Fourth, because the present study did not evaluate the HSRTA on a clinical sample in the context of diagnostic and therapeutic services provided by certified speech-language pathologists, the present study was unable to address the HSRTA’s diagnostic efficacy or sensitivity to effects of treatment. Although we believe the sentence repetition method of articulation assessment is well suited to evaluate treatment progress if the item content includes a large sampling of the phonemes targeted in a particular child’s therapy, we did not construct the HSRTA to serve such a purpose and, as such, we do not advocate that the HSRTA be used for such a purpose. Likewise, HSRTA was neither developed as or should be used as a diagnostic tool. Instead, HSRTA was developed to efficiently and accurately index individual differences in global articulation ability among 3- to 5-year-old children and to be sensitive to changes in global articulation ability that occur over the course of a five month time span.

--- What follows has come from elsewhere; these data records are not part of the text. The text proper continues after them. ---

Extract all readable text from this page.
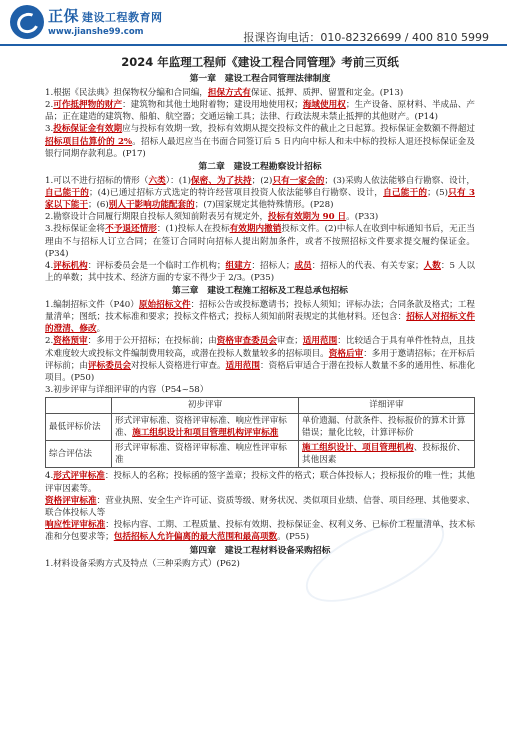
正保 建设工程教育网
www.jianshe99.com	报课咨询电话：010-82326699 / 400 810 5999
2024 年监理工程师《建设工程合同管理》考前三页纸
第一章　建设工程合同管理法律制度

1.根据《民法典》担保物权分编和合同编，担保方式有保证、抵押、质押、留置和定金。(P13)

2.可作抵押物的财产：建筑物和其他土地附着物；建设用地使用权；海域使用权；生产设备、原材料、半成品、产品；正在建造的建筑物、船舶、航空器；交通运输工具；法律、行政法规未禁止抵押的其他财产。(P14)

3.投标保证金有效期应与投标有效期一致，投标有效期从提交投标文件的截止之日起算。投标保证金数额不得超过招标项目估算价的 2%。招标人最迟应当在书面合同签订后 5 日内向中标人和未中标的投标人退还投标保证金及银行同期存款利息。(P17)

第二章　建设工程勘察设计招标

1.可以不进行招标的情形（六类）：(1)保密、为了扶持；(2)只有一家会的；(3)采购人依法能够自行勘察、设计，自己能干的；(4)已通过招标方式选定的特许经营项目投资人依法能够自行勘察、设计，自己能干的；(5)只有 3 家以下能干；(6)别人干影响功能配套的；(7)国家规定其他特殊情形。(P28)

2.勘察设计合同履行期限自投标人须知前附表另有规定外，投标有效期为 90 日。(P33)

3.投标保证金将不予退还情形：(1)投标人在投标有效期内撤销投标文件。(2)中标人在收到中标通知书后，无正当理由不与招标人订立合同；在签订合同时向招标人提出附加条件，或者不按照招标文件要求提交履约保证金。(P34)

4.评标机构：评标委员会是一个临时工作机构；组建方：招标人；成员：招标人的代表、有关专家；人数：5 人以上的单数；其中技术、经济方面的专家不得少于 2/3。(P35)

第三章　建设工程施工招标及工程总承包招标

1.编制招标文件（P40）原始招标文件：招标公告或投标邀请书；投标人须知；评标办法；合同条款及格式；工程量清单；图纸；技术标准和要求；投标文件格式；投标人须知前附表规定的其他材料。还包含：招标人对招标文件的澄清、修改。

2.资格预审：多用于公开招标；在投标前；由资格审查委员会审查；适用范围：比较适合于具有单件性特点，且技术难度较大或投标文件编制费用较高，或潜在投标人数量较多的招标项目。资格后审：多用于邀请招标；在开标后评标前；由评标委员会对投标人资格进行审查。适用范围：资格后审适合于潜在投标人数量不多的通用性、标准化项目。(P50)

3.初步评审与详细评审的内容（P54~58）

	初步评审	详细评审
最低评标价法	形式评审标准、资格评审标准、响应性评审标准、施工组织设计和项目管理机构评审标准	单价遗漏、付款条件、投标报价的算术计算错误；量化比较，计算评标价
综合评估法	形式评审标准、资格评审标准、响应性评审标准	施工组织设计、项目管理机构、投标报价、其他因素

4.形式评审标准：投标人的名称；投标函的签字盖章；投标文件的格式；联合体投标人；投标报价的唯一性；其他评审因素等。

资格评审标准：营业执照、安全生产许可证、资质等级、财务状况、类似项目业绩、信誉、项目经理、其他要求、联合体投标人等

响应性评审标准：投标内容、工期、工程质量、投标有效期、投标保证金、权利义务、已标价工程量清单、技术标准和分包要求等；包括招标人允许偏离的最大范围和最高项数。(P55)

第四章　建设工程材料设备采购招标

1.材料设备采购方式及特点（三种采购方式）(P62)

In summary, the HSRTA is a reliable, valid, and sensitive tool for researchers or practitioners who need to efficiently index differences among preschool children’s global articulation ability or index change in that ability over at least a five month period of time. As such, results of the present study strongly support use of HSRTA as a general outcome measure, and they imply HSRTA has the potential to also serve as a screener. However, future research will need to specifically evaluate the HSRTA as a screener for identifying preschool age children in need of more comprehensive assessment. In addition to reporting the psychometric properties of this new measure of articulation, the present study exemplified the utility of a relatively underutilized method of assessing children’s articulation, and it highlighted the particular phonological, semantic, and morphosyntactic features that one needs to consider when constructing a sentence repetition test of articulation. As such, we hope that this study peeks interest among academics and professionals and sparks development of similarly well-constructed sentence repetition tests of articulation for other populations and purposes.